The world was full of whispered secrets. The more comfortable a person became, the easier the seedy truth became to ignore.

He wanted her to forget. Every struggle. Every tear. Every scream. He wished her a life of ease and pleasure, knowing all too well the pain of memories that overstayed their welcome.

His memory was long and filled with sharp, jagged edges he wouldn’t wish on anyone. Like a guest that lingered too long after a party ended, he viewed the world with sobering hindsight.

The silence in the absence of music. The unquenchable thirst for distraction after the champagne had run dry. It was a perpetual, haunting hangover that never faded, but it was also the only way he knew how to live.

So he accepted it.

“Pool’s ready for you, sir.”

Jack set down his tea and stripped out of his silk robe. “Thank you, boys. There are fresh scones in the dining room. Myrtle made them this morning. Help yourselves.”

“Thank you, sir.”

Setting a towel on the settee, he dove into the water.

The cold seized him like a fist, but his body quickly adapted. He swam beneath the surface, eyes open, watching the pale blue world distort above. Sunlight fractured and sound vanished.

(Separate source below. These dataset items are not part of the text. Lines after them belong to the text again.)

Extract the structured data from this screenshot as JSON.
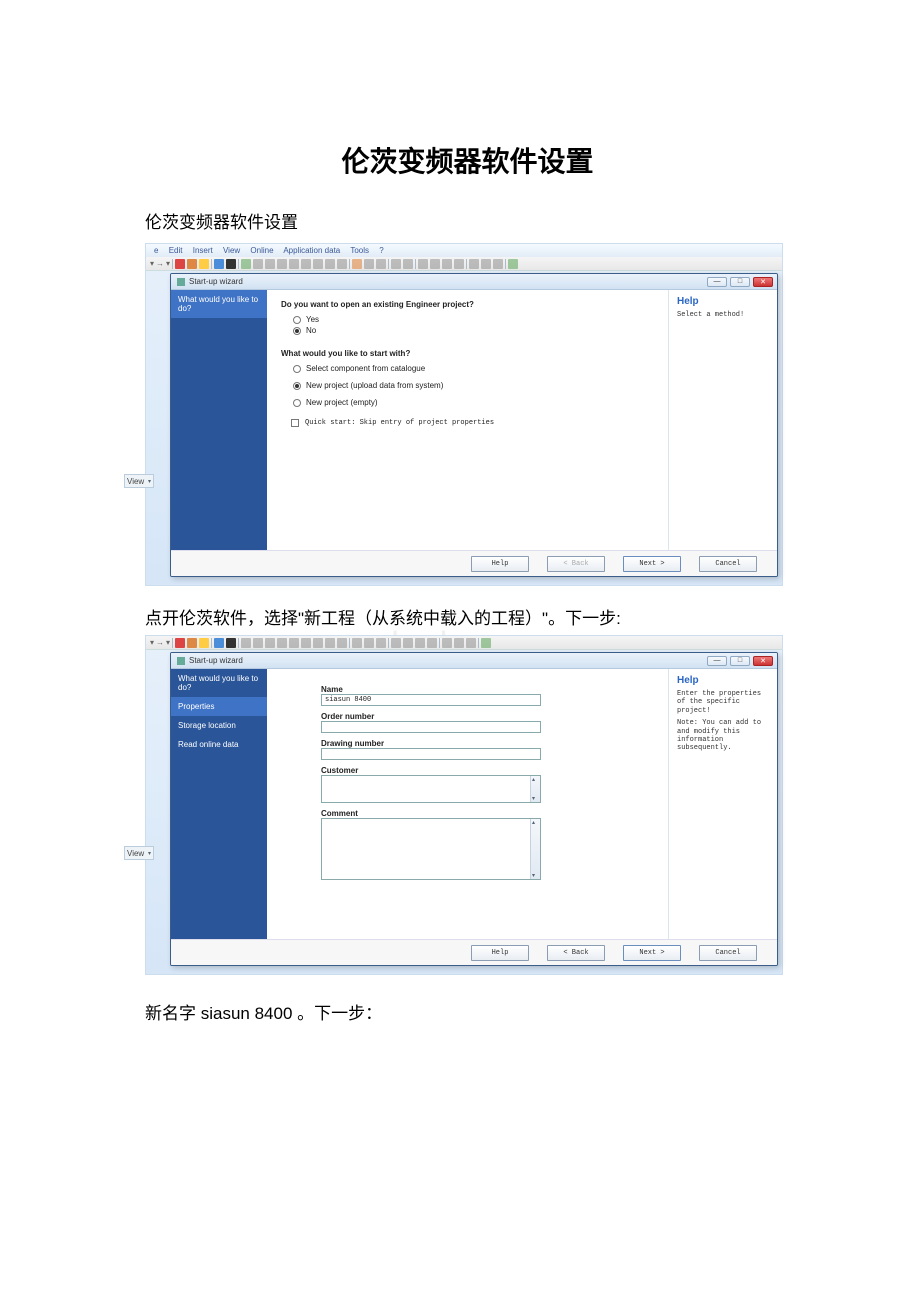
{
  "doc": {
    "title": "伦茨变频器软件设置",
    "subtitle": "伦茨变频器软件设置",
    "paragraph1": "点开伦茨软件，选择\"新工程（从系统中载入的工程）\"。下一步:",
    "paragraph2": "新名字 siasun 8400 。下一步："
  },
  "menubar": [
    "e",
    "Edit",
    "Insert",
    "View",
    "Online",
    "Application data",
    "Tools",
    "?"
  ],
  "view_label": "View",
  "dialog1": {
    "title": "Start-up wizard",
    "sidebar": [
      "What would you like to do?"
    ],
    "q1": "Do you want to open an existing Engineer project?",
    "yes": "Yes",
    "no": "No",
    "q2": "What would you like to start with?",
    "opt1": "Select component from catalogue",
    "opt2": "New project (upload data from system)",
    "opt3": "New project (empty)",
    "quickstart": "Quick start: Skip entry of project properties",
    "help_title": "Help",
    "help_text": "Select a method!",
    "btn_help": "Help",
    "btn_back": "< Back",
    "btn_next": "Next >",
    "btn_cancel": "Cancel"
  },
  "dialog2": {
    "title": "Start-up wizard",
    "sidebar": [
      "What would you like to do?",
      "Properties",
      "Storage location",
      "Read online data"
    ],
    "lbl_name": "Name",
    "val_name": "siasun 8400",
    "lbl_order": "Order number",
    "lbl_drawing": "Drawing number",
    "lbl_customer": "Customer",
    "lbl_comment": "Comment",
    "help_title": "Help",
    "help_text1": "Enter the properties of the specific project!",
    "help_text2": "Note: You can add to and modify this information subsequently.",
    "btn_help": "Help",
    "btn_back": "< Back",
    "btn_next": "Next >",
    "btn_cancel": "Cancel"
  }
}
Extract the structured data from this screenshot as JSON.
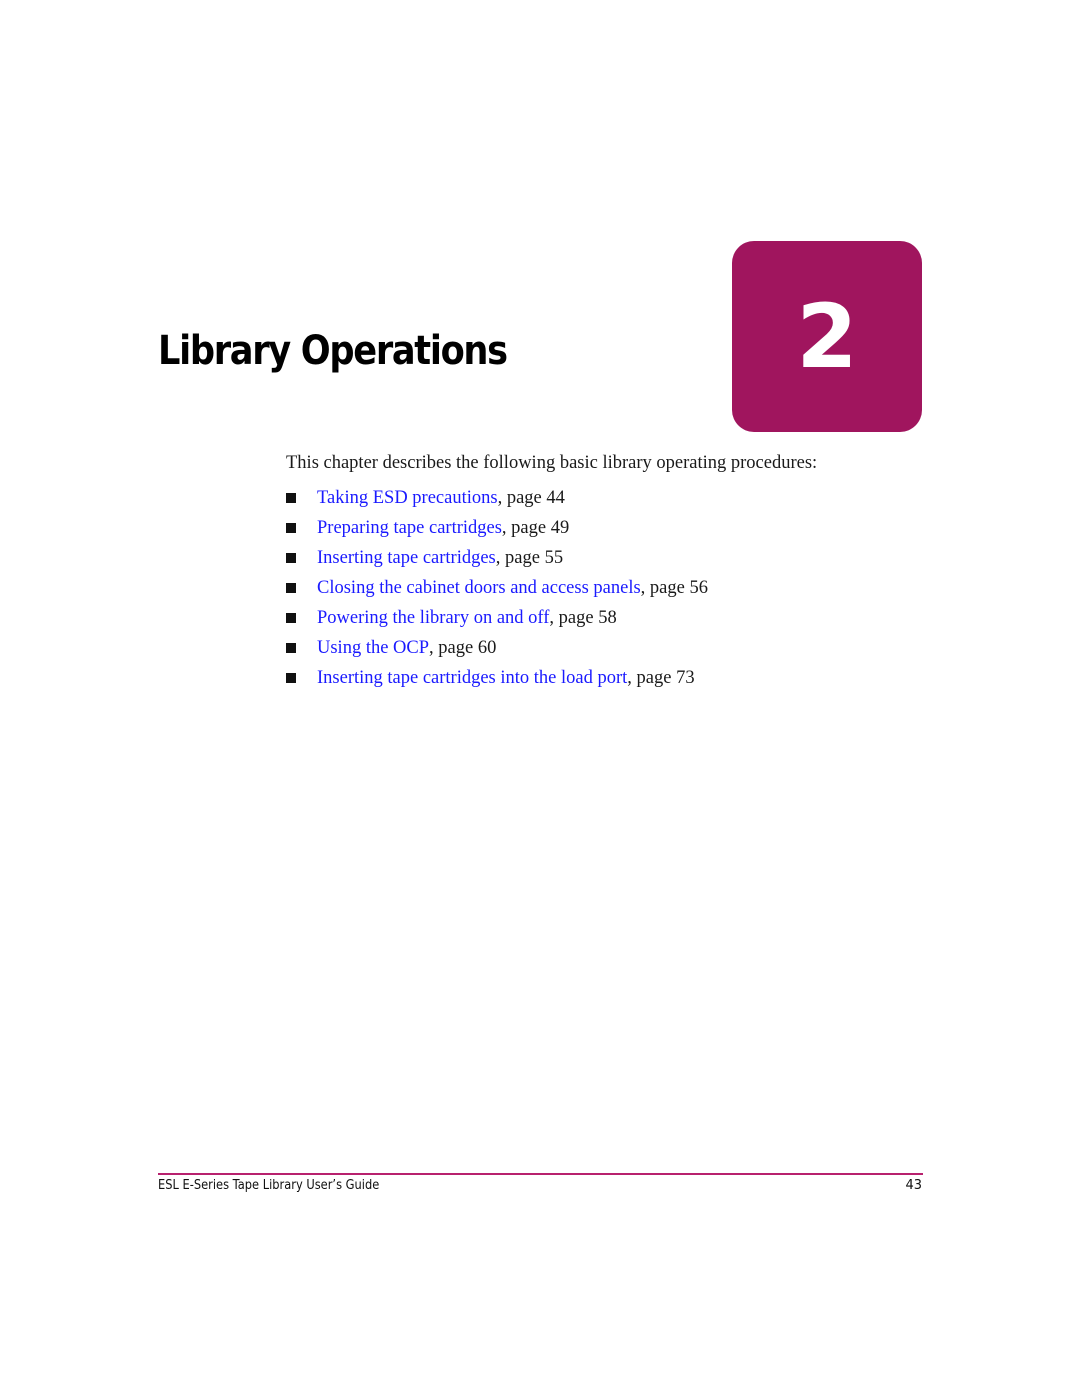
{
  "chapter": {
    "title": "Library Operations",
    "number": "2",
    "badge_color": "#a0155e"
  },
  "intro": "This chapter describes the following basic library operating procedures:",
  "toc": [
    {
      "link": "Taking ESD precautions",
      "suffix": ", page 44"
    },
    {
      "link": "Preparing tape cartridges",
      "suffix": ", page 49"
    },
    {
      "link": "Inserting tape cartridges",
      "suffix": ", page 55"
    },
    {
      "link": "Closing the cabinet doors and access panels",
      "suffix": ", page 56"
    },
    {
      "link": "Powering the library on and off",
      "suffix": ", page 58"
    },
    {
      "link": "Using the OCP",
      "suffix": ", page 60"
    },
    {
      "link": "Inserting tape cartridges into the load port",
      "suffix": ", page 73"
    }
  ],
  "footer": {
    "title": "ESL E-Series Tape Library User’s Guide",
    "page_number": "43",
    "rule_color": "#b8216e"
  },
  "colors": {
    "link": "#1a1aff"
  }
}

There was a time when silence nearly destroyed him. The quiet before a heavy footfall. The click of a door. The chime of a bell. Silence threw every other sound into such sharp contrast, the smallest rustling could crash like a wave and leave a person drowning in fear.

It was why he liked music. He loved the chaotic, endless clatter of jazz and how it swallowed the silence in big chomping bites.

Music was a gift. A comfort. A chaotic distraction.

Silence was honest. It made a man face who he truly was. No masks, no noise, no more disguises.

As he neared the surface, a blurred figure took shape.

Jack breathed deep and wiped the water from his eyes. Nick stood, holding a towel and his robe.

“Sir, you have a visitor.” He stepped aside, and Jack’s heart stopped.

She was a radiant vision his brain instantly denied. He didn’t trust his eyes as his lungs forgot how to breathe.

The last of his breath rushed out in a single word, “Daisy.”

She raised her hand tentatively. “Hi, Jack.”

Her face had filled out, and her clothes were new, but her eyes still told a story of hardship that he suffered a pressing need to ease.

Jack rushed up the ladder, water splashing off of him in urgent disorder.

“Sir,” Nick muttered, handing him a towel.